Vince Dickson:Yeah, I do one-on-one coaching. So as I say, it's a mixture that's very bespoke depending on where people are at or what they need. And that's great. Obviously, that's a really good way. If anyone's interested, you can I think the easiest way is through my Instagram. There's links to everything on there. And then I run classes. I'm starting to do more in New York. So uh also through my Instagram, I update stuff on there. Yeah, so those are the two main, the two main ways at the moment. And then I sort of put out content and I have a newsletter and all that sort of stuff. And Instagram is the is the distribution point. So if you go on there, you can click through and see everything. And yeah, if anyone's interested in any way, please message me. This stuff has been profound in my life. It kind of constantly is I love doing it. Uh it's a whole journey, and I love talking about it. So if you're interested just to find out more or to talk about anything, please reach out.
Corissa Saint Laurent:Awesome. Uh, thank you so much for your time today. Thank you so much for sharing your your insights on of on your journey, the continuing journey as it is, right? That you're on, that we're all on. I appreciate your candidness and your vulnerability talking about what you've been through recently and and how that's led you to now not coming in as, oh yeah, you know, this is how it's always been, and I've always had this knowledge. But, you know, on uh for people to really see that knowledge is gained through experience and it's gained through not just the good stuff, but the bad stuff or what is the painful stuff too.

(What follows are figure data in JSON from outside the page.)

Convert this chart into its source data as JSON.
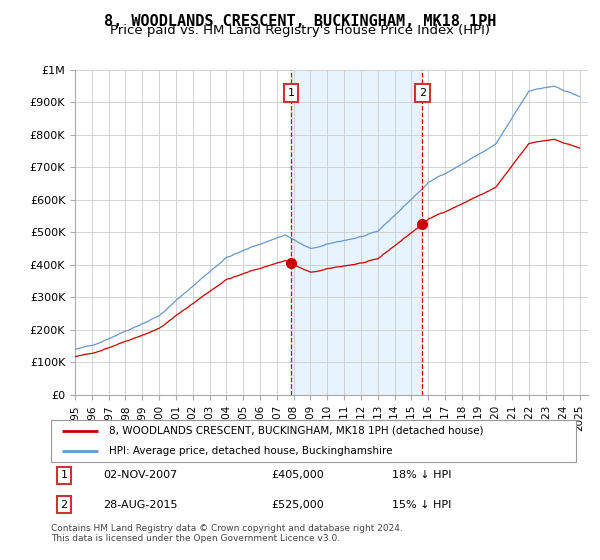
{
  "title": "8, WOODLANDS CRESCENT, BUCKINGHAM, MK18 1PH",
  "subtitle": "Price paid vs. HM Land Registry's House Price Index (HPI)",
  "legend_line1": "8, WOODLANDS CRESCENT, BUCKINGHAM, MK18 1PH (detached house)",
  "legend_line2": "HPI: Average price, detached house, Buckinghamshire",
  "table_row1_date": "02-NOV-2007",
  "table_row1_price": "£405,000",
  "table_row1_hpi": "18% ↓ HPI",
  "table_row2_date": "28-AUG-2015",
  "table_row2_price": "£525,000",
  "table_row2_hpi": "15% ↓ HPI",
  "footer": "Contains HM Land Registry data © Crown copyright and database right 2024.\nThis data is licensed under the Open Government Licence v3.0.",
  "sale1_year": 2007.84,
  "sale1_price": 405000,
  "sale2_year": 2015.65,
  "sale2_price": 525000,
  "ylim_min": 0,
  "ylim_max": 1000000,
  "xlim_min": 1995.0,
  "xlim_max": 2025.5,
  "line_red": "#cc0000",
  "line_blue": "#6699cc",
  "shade_color": "#ddeeff",
  "vline_color": "#cc0000",
  "background_color": "#ffffff",
  "grid_color": "#cccccc",
  "title_fontsize": 11,
  "subtitle_fontsize": 9.5
}
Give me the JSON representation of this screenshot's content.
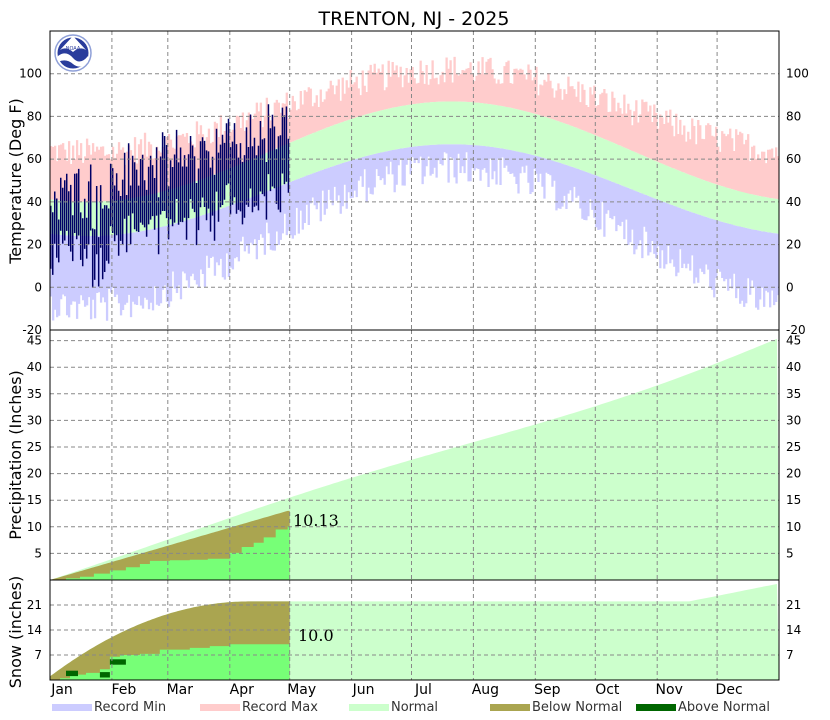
{
  "chart_data": {
    "type": "area",
    "title": "TRENTON, NJ - 2025",
    "x_months": [
      "Jan",
      "Feb",
      "Mar",
      "Apr",
      "May",
      "Jun",
      "Jul",
      "Aug",
      "Sep",
      "Oct",
      "Nov",
      "Dec"
    ],
    "colors": {
      "record_min": "#ccccff",
      "record_max": "#ffcccc",
      "normal": "#ccffcc",
      "below_normal": "#aaa550",
      "above_normal": "#006600",
      "observed_temp": "#000066",
      "observed_precip": "#77ff77"
    },
    "legend": [
      {
        "name": "Record Min",
        "color": "#ccccff"
      },
      {
        "name": "Record Max",
        "color": "#ffcccc"
      },
      {
        "name": "Normal",
        "color": "#ccffcc"
      },
      {
        "name": "Below Normal",
        "color": "#aaa550"
      },
      {
        "name": "Above Normal",
        "color": "#006600"
      }
    ],
    "panels": {
      "temperature": {
        "ylabel": "Temperature (Deg F)",
        "ylim": [
          -20,
          120
        ],
        "yticks": [
          -20,
          0,
          20,
          40,
          60,
          80,
          100
        ],
        "normal_high_range": [
          40,
          87
        ],
        "normal_low_range": [
          24,
          67
        ],
        "record_high_range": [
          62,
          101
        ],
        "record_low_range": [
          -5,
          60
        ],
        "observed_last_day": 119,
        "observed_high_jan": 40,
        "observed_low_jan": 20,
        "observed_high_apr": 72,
        "observed_low_apr": 48
      },
      "precipitation": {
        "ylabel": "Precipitation (Inches)",
        "ylim": [
          0,
          47
        ],
        "yticks": [
          5,
          10,
          15,
          20,
          25,
          30,
          35,
          40,
          45
        ],
        "normal_annual_total": 45.5,
        "normal_to_date": 13.0,
        "observed_to_date": 10.13,
        "observed_label": "10.13",
        "observed_steps": [
          {
            "day": 0,
            "value": 0.0
          },
          {
            "day": 8,
            "value": 0.3
          },
          {
            "day": 15,
            "value": 0.6
          },
          {
            "day": 22,
            "value": 1.2
          },
          {
            "day": 30,
            "value": 1.8
          },
          {
            "day": 38,
            "value": 2.4
          },
          {
            "day": 45,
            "value": 3.0
          },
          {
            "day": 50,
            "value": 3.6
          },
          {
            "day": 60,
            "value": 3.7
          },
          {
            "day": 70,
            "value": 3.8
          },
          {
            "day": 79,
            "value": 4.0
          },
          {
            "day": 90,
            "value": 5.1
          },
          {
            "day": 96,
            "value": 6.2
          },
          {
            "day": 102,
            "value": 7.0
          },
          {
            "day": 107,
            "value": 8.0
          },
          {
            "day": 113,
            "value": 9.5
          },
          {
            "day": 119,
            "value": 10.13
          }
        ]
      },
      "snow": {
        "ylabel": "Snow (inches)",
        "ylim": [
          0,
          28
        ],
        "yticks": [
          7,
          14,
          21
        ],
        "normal_seasonal_total": 22.0,
        "normal_start": 1.0,
        "normal_end_of_year": 27.0,
        "observed_to_date": 10.0,
        "observed_label": "10.0",
        "observed_steps": [
          {
            "day": 0,
            "value": 0.0
          },
          {
            "day": 5,
            "value": 0.5
          },
          {
            "day": 10,
            "value": 1.5
          },
          {
            "day": 18,
            "value": 2.0
          },
          {
            "day": 25,
            "value": 3.0
          },
          {
            "day": 30,
            "value": 6.5
          },
          {
            "day": 35,
            "value": 7.0
          },
          {
            "day": 45,
            "value": 7.3
          },
          {
            "day": 55,
            "value": 8.5
          },
          {
            "day": 70,
            "value": 9.0
          },
          {
            "day": 80,
            "value": 9.5
          },
          {
            "day": 90,
            "value": 10.0
          },
          {
            "day": 119,
            "value": 10.0
          }
        ]
      }
    }
  }
}
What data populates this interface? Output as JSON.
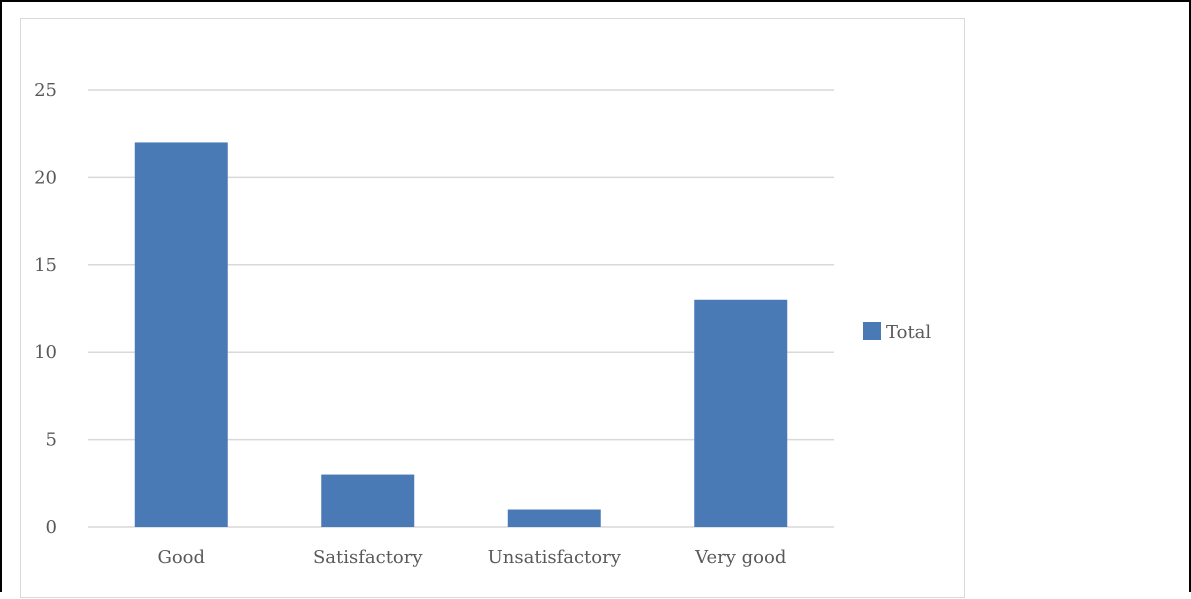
{
  "chart_data": {
    "type": "bar",
    "categories": [
      "Good",
      "Satisfactory",
      "Unsatisfactory",
      "Very good"
    ],
    "series": [
      {
        "name": "Total",
        "values": [
          22,
          3,
          1,
          13
        ],
        "color": "#4a7ab6"
      }
    ],
    "yticks": [
      "0",
      "5",
      "10",
      "15",
      "20",
      "25"
    ],
    "ylim": [
      0,
      25
    ],
    "grid": true,
    "legend_position": "right",
    "gridline_color": "#d9d9d9"
  }
}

Vince Dickson:Yeah, and I would say that to anyone if there's one thing I can say, it's it's knowing that you don't know and and you just have no idea what's around the corner, and that the the most painful stuff, if you're open, you're open yourself up to it, there's gold in there. You can turn that into a much better life. So wherever point you're at now, and and people are in some pretty bad points, and it's and it's hard and it's real, but there's always opportunity there. There are ways of shifting as we talk about this meet computer and allowing it to experience the world in a different way. So keep your mind open.
Corissa Saint Laurent:Thank you so much for sharing all your time and insights with our audience.
Vince Dickson:Yeah, no, thank you. Yeah, it's great.